Ma dall'altro esso si impegna in un'operazione solo se ha la certezza (che non significa garanzia) che l'operazione preveda un ritorno economico.
Ciò premesso, bisogna quindi far sì che il rapporto tra pubblico e privato sia tale per cui ciascuno recuperi il proprio ruolo naturale.
Il finanziamento, la realizzazione delle opere e la loro gestione ai privati, la programmazione e il controllo al soggetto pubblico.
E' indispensabile, però, che i privati possano far riferimento a un quadro di regole certe che consenta di effettuare un corretto calcolo economico dell'investimento.
Da questo punto di vista, occorre dunque innovare sia sul piano legislativo che su quello amministrativo.
Quelli citati non sono che alcuni degli ambiti di possibile intervento per il rilancio e la valorizzazione della città.

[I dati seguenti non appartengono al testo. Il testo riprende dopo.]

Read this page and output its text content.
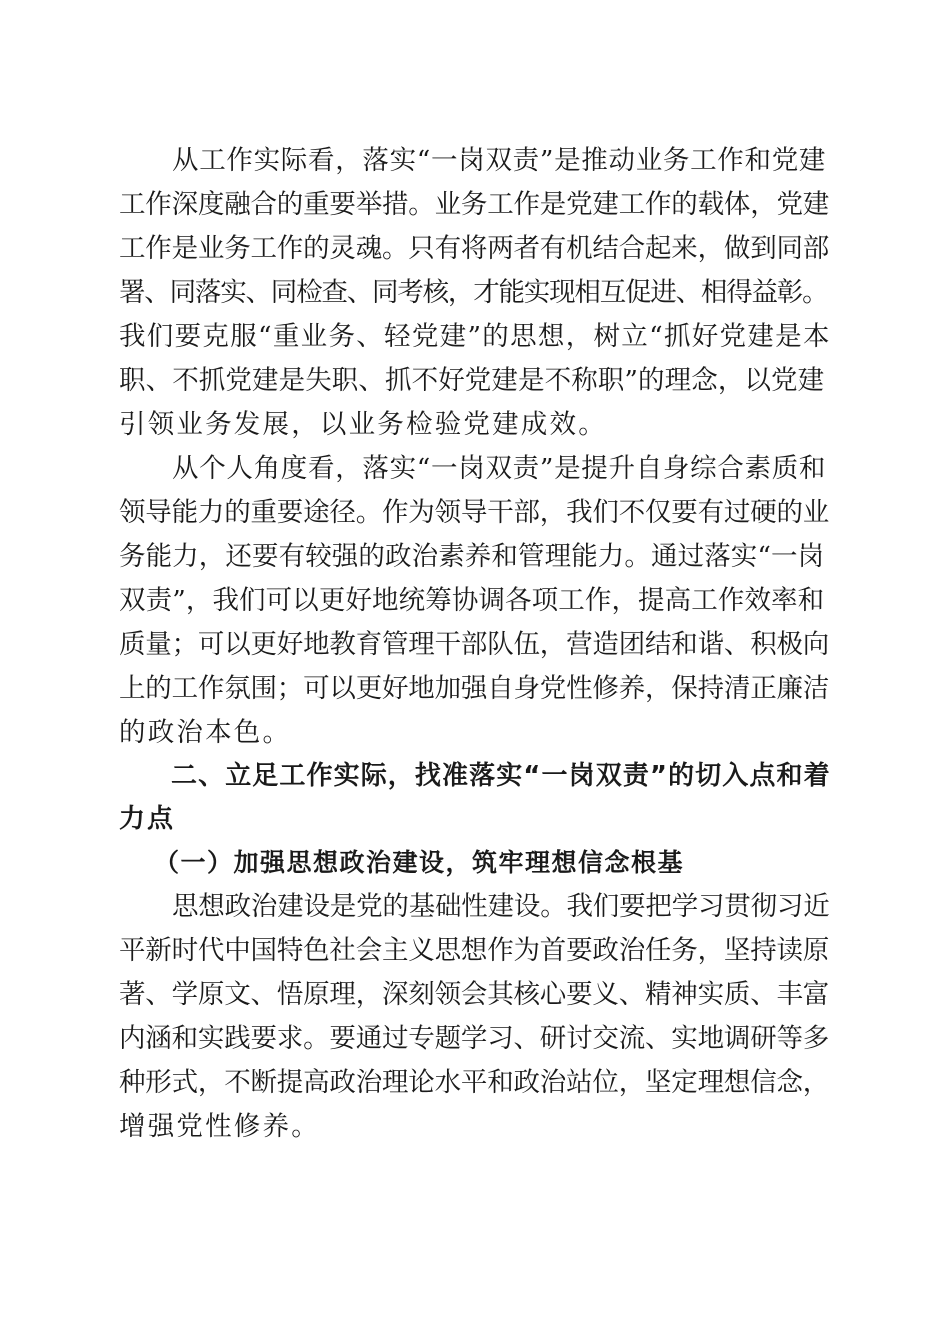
从工作实际看，落实“一岗双责”是推动业务工作和党建
工作深度融合的重要举措。业务工作是党建工作的载体，党建
工作是业务工作的灵魂。只有将两者有机结合起来，做到同部
署、同落实、同检查、同考核，才能实现相互促进、相得益彰。
我们要克服“重业务、轻党建”的思想，树立“抓好党建是本
职、不抓党建是失职、抓不好党建是不称职”的理念，以党建
引领业务发展，以业务检验党建成效。

从个人角度看，落实“一岗双责”是提升自身综合素质和
领导能力的重要途径。作为领导干部，我们不仅要有过硬的业
务能力，还要有较强的政治素养和管理能力。通过落实“一岗
双责”，我们可以更好地统筹协调各项工作，提高工作效率和
质量；可以更好地教育管理干部队伍，营造团结和谐、积极向
上的工作氛围；可以更好地加强自身党性修养，保持清正廉洁
的政治本色。

二、立足工作实际，找准落实“一岗双责”的切入点和着
力点

（一）加强思想政治建设，筑牢理想信念根基

思想政治建设是党的基础性建设。我们要把学习贯彻习近
平新时代中国特色社会主义思想作为首要政治任务，坚持读原
著、学原文、悟原理，深刻领会其核心要义、精神实质、丰富
内涵和实践要求。要通过专题学习、研讨交流、实地调研等多
种形式，不断提高政治理论水平和政治站位，坚定理想信念，
增强党性修养。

Un intervento sempre più urgente per una duplice ragione: da un lato, la necessità di adeguare più in fretta possibile l'area metropolitana milanese al livello competitivo delle città europee con le quali si confronta; dall'altro, l'importanza che la messa in moto di iniziative concrete può assumere per il rilancio dell'occupazione a livello locale.
Ma l'urgenza, ben diversa dalla frettolosità, non può a sua volta far dimenticare che qualsiasi strategia, anche quella apparentemente meno incisiva, deve mantenere il suo carattere strumentale ed essere finalizzata al profilo che desideriamo dare alla città di Milano: una città multifunzionale, di elevata appetibilità e vivibilità, in grado di attrarre capitali e risorse umane qualificate; una città europea nel vero senso del termine.